Come Back My Love

Come Back My Love
42. Berjanjilah


__ADS_3

"Ruby Hill? " Ucap Max.


"Apa ini nama Clarissa?" Tanya Max.


Teddy mengangguk.


"Iya, aku yakin ini kalung yang di buat khusus untuk Clarissa. Tapi aku merubah nama nya dengan menambahkan nama Clara agar mereka bisa dekat. Tapi nyata nya Clara tidak bisa menerima nya." Teddy begitu bersedih. Max ikut bersedih melihat sahabat nya.


"Kau tidak bisa memaksakan keadaan.
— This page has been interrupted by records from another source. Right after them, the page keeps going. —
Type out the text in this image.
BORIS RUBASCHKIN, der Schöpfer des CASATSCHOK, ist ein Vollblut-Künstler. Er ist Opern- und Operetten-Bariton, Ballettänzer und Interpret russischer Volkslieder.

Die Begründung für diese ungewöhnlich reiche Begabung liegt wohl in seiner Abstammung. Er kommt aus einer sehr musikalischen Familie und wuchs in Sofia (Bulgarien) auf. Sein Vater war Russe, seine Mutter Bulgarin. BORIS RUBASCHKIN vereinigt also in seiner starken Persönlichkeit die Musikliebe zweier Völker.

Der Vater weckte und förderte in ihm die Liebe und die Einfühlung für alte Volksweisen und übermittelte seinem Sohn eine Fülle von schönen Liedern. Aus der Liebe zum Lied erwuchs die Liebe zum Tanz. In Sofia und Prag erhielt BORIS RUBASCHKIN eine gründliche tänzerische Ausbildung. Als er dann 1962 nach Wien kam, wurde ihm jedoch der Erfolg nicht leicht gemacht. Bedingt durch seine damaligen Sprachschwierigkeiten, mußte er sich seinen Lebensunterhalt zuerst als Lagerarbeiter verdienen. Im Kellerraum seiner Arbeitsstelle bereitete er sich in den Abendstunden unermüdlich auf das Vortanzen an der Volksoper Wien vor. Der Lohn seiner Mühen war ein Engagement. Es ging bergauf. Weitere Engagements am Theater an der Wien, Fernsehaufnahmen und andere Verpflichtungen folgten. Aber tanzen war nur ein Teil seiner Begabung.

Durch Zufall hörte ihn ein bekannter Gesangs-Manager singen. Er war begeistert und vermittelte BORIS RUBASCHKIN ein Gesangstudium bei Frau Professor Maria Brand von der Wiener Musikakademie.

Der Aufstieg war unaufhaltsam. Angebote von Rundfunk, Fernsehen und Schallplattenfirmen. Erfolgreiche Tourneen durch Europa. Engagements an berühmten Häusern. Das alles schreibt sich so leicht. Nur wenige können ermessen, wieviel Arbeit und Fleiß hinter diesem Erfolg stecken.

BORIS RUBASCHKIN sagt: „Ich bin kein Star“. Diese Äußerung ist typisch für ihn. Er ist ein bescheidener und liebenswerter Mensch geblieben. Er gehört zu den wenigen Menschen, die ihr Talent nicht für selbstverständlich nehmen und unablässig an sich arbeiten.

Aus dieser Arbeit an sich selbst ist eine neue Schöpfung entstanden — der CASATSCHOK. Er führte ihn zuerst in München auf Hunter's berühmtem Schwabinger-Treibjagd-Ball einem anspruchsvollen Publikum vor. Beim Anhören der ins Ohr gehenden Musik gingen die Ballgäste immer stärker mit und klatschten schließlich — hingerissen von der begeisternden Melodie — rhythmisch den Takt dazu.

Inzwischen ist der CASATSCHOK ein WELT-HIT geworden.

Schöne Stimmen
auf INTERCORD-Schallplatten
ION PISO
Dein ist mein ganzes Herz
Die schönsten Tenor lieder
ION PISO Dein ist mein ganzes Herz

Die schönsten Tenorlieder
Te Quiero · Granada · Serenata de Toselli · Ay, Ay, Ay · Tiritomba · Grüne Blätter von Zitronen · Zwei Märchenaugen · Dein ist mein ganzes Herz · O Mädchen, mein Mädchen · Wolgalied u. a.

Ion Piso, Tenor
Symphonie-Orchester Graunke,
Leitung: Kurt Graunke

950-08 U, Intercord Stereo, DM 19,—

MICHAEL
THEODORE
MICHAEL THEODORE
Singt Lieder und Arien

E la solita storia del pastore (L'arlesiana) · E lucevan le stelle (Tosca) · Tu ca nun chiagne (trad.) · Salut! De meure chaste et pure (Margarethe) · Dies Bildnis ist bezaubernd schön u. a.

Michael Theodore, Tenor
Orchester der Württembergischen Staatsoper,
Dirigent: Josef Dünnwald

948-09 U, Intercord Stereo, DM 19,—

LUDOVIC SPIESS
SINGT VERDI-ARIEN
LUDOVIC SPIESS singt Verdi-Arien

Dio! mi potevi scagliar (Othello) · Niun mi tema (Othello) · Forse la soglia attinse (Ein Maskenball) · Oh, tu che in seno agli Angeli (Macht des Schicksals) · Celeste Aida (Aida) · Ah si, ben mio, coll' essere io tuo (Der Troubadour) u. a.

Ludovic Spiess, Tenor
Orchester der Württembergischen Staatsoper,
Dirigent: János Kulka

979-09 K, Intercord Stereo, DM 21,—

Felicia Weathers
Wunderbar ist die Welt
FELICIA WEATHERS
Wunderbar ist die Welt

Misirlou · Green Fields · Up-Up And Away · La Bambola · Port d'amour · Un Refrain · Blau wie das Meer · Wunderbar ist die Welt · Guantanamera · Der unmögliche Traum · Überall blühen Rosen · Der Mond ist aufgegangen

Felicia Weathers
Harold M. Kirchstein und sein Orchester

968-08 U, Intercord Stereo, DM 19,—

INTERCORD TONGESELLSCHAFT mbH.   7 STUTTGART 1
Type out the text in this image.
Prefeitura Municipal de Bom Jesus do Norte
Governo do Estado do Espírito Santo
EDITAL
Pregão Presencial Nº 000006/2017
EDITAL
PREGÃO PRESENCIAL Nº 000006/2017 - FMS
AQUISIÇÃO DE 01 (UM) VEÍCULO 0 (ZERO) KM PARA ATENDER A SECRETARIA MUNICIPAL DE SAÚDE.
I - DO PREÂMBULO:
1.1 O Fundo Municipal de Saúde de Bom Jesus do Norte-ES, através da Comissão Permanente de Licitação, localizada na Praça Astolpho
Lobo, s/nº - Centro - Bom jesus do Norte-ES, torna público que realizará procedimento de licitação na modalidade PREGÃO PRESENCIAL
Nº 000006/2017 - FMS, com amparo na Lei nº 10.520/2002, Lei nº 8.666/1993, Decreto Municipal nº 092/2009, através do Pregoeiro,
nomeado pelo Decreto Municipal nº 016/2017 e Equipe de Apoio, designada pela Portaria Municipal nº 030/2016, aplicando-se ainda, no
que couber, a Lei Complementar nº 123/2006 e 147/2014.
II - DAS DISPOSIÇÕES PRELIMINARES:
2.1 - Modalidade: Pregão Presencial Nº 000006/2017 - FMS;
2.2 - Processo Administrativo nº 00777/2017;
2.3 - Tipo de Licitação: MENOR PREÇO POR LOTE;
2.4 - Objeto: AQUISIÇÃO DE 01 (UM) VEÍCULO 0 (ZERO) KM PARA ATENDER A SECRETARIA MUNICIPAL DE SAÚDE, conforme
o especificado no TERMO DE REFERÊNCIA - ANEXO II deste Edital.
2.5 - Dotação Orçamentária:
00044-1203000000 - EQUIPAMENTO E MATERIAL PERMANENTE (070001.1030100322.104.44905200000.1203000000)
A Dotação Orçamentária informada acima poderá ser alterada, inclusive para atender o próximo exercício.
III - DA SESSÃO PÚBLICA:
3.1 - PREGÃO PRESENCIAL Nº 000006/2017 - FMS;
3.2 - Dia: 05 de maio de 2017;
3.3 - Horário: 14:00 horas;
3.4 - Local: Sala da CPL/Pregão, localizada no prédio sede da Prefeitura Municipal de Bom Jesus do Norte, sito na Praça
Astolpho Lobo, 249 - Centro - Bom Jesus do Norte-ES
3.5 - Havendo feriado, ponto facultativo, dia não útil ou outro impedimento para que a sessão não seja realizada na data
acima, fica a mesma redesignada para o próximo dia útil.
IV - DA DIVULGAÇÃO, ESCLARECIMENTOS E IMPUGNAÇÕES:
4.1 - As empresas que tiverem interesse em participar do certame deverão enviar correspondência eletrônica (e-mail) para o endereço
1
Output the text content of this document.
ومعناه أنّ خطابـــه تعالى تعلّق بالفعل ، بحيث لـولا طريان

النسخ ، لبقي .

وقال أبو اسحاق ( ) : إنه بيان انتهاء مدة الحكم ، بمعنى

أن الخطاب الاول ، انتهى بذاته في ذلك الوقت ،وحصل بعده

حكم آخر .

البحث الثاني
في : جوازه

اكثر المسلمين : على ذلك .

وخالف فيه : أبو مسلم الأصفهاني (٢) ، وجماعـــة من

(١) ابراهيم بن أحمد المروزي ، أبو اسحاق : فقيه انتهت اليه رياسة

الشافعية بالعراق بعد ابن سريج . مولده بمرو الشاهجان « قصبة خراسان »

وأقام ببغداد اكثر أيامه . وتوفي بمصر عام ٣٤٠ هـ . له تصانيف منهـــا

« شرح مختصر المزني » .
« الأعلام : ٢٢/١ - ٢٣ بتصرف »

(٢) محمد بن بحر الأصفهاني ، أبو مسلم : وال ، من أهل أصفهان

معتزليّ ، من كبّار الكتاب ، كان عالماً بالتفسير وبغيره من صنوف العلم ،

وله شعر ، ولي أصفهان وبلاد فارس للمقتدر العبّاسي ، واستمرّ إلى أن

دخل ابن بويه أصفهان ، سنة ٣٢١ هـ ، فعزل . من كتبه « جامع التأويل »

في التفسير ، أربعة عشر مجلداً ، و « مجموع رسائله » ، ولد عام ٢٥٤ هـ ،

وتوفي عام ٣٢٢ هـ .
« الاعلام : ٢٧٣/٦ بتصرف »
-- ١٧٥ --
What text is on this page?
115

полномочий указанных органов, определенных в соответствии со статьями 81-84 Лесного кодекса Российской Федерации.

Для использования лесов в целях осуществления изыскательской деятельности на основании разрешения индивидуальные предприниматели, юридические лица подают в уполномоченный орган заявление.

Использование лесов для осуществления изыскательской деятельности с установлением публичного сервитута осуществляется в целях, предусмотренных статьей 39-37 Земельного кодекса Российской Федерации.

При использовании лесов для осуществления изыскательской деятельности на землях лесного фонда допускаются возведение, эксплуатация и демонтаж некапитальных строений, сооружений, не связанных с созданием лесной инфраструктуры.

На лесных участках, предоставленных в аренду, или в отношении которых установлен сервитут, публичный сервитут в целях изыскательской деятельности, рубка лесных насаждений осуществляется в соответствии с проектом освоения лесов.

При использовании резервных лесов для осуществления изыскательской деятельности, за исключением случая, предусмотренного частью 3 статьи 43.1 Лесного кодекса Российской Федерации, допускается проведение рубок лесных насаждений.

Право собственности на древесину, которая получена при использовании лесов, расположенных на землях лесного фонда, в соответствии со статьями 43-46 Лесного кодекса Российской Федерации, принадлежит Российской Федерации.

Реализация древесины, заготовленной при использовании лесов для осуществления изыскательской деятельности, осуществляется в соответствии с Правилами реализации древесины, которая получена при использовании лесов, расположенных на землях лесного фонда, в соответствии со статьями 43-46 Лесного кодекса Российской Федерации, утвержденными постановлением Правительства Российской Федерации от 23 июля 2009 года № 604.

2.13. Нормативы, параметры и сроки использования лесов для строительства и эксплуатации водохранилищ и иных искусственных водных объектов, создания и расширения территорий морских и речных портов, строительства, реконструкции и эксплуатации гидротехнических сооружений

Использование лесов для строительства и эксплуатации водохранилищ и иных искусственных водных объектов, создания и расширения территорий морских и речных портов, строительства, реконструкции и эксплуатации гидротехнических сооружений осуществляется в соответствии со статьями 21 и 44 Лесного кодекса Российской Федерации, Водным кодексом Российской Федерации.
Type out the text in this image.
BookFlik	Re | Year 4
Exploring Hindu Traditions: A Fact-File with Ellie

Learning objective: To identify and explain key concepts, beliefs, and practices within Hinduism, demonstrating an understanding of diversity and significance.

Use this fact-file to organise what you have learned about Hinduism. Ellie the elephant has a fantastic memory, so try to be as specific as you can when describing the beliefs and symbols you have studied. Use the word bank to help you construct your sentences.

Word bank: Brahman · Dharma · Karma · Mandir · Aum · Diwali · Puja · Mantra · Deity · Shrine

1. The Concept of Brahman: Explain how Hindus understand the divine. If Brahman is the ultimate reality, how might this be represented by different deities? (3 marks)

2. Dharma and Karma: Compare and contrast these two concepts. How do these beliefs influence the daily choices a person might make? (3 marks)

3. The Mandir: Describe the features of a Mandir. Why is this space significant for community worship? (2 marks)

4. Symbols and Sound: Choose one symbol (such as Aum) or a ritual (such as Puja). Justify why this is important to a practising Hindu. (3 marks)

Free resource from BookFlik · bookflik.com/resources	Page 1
Mungkin Clara tidak bisa menerima nya karena bukan darah daging nya. Yang penting kau mencintai putri mu sepenuh hati." Ucap Max sambil memegang bahu sahabat nya. Max masih memegang kalung itu. Menatap dengan lamat.


"Hill mungkin nama keluarga besarnya." Tebak Max dan Teddy jawab dengan anggukan.


"Aku merasa tidak asing dengan nama ini. Sepertinya ini bukan merupakan orang biasa. Tapi kenapa mereka membuang nya ya? " Max mulai berfikir keras. Dia merasa pernah mendengar nama ini. Berdasarkan pengalaman nya yang sudah pergi kemana saja, dalam bahkan luar negri. Tapi dia tidak mengingatnya dimana dia pernah medengar nama ini.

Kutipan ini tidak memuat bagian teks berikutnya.